Simon Cureton, Funding Options CEO.
Funding Options agrees Open Banking data partnership with 20 lenders
Just Cashflow, YouLend, Liberis, Iwoca and others will use Open Banking data sourced by Funding Options.

Starting today around 20 alternative lenders including Iwoca and Liberis will begin receiving Open Banking data directly from small business finance broker Funding Options.
For the first time SME borrowers can grant Funding Options access to their banking transaction history via Open Banking, data which is then standardized and passed on to lenders through a secure API.
“This is a very slick digital way for businesses to immediately pass that information across to us, which we can then verify and pass on to lenders,” Funding Options CEO Simon Cureton told AltFi.
Previously the process involved having to upload PDF statements which “have always been suboptimal.”
The technology has come through a partnership with AccountScore for Open Banking which has helped to create the API, and a list of lenders which also includes White Oak UK, Newable and Just Cashflow.

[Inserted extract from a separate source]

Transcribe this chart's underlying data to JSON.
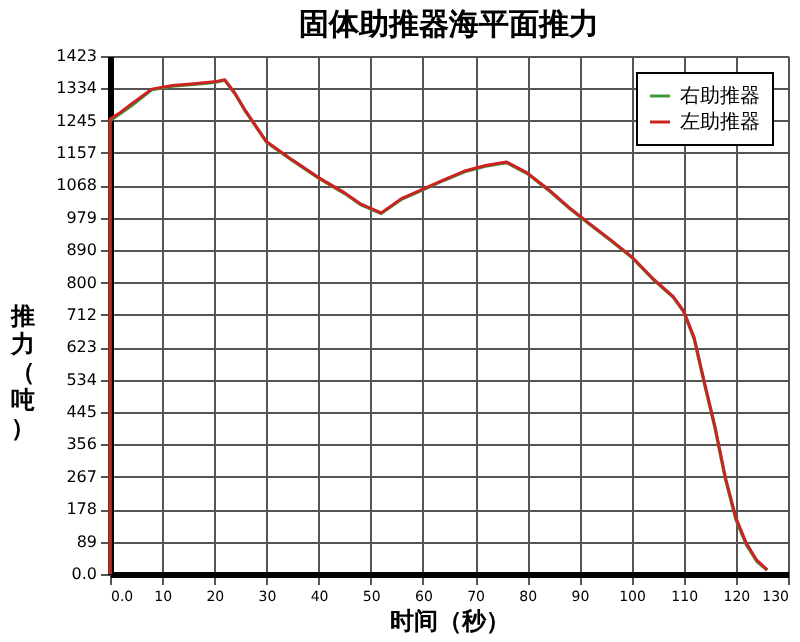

Cureton told AltFi that the launch comes at a hugely busy time for Funding Options which has been inundated with demand from SMEs looking to borrow over the last month since the outbreak of coronavirus in the UK.
“It’s been absolutely huge. In a single day we’ve had more than £100m of loans requested, and during the second half of March we saw over £1bn of loans requested, with two to three times higher volumes of requests than pre-crisis,” the CEO said.
Many of the lenders who operate through Funding Options are currently excluded from the government’s Coronavirus Business Interruption Loan Scheme (CBILS), while others like Iwoca are working with the British Business Bank to see if they can gain accreditation.
“Since the last financial crisis it’s very true that the lenders which have propped up UK SMEs have been alternative lenders, the banks haven't really focused on that portion of the market,” said Cureton.
“Now we have all this demand, but the decision by the government to support bank lending has created havoc”.
Last week the Association of Alternative Business Finance which represents the likes of Liberis and Just Cashflow wrote to the chancellor warning that without access to the scheme: “alternative lenders will simply not have the ability to lend, and many may just have to exit the market”.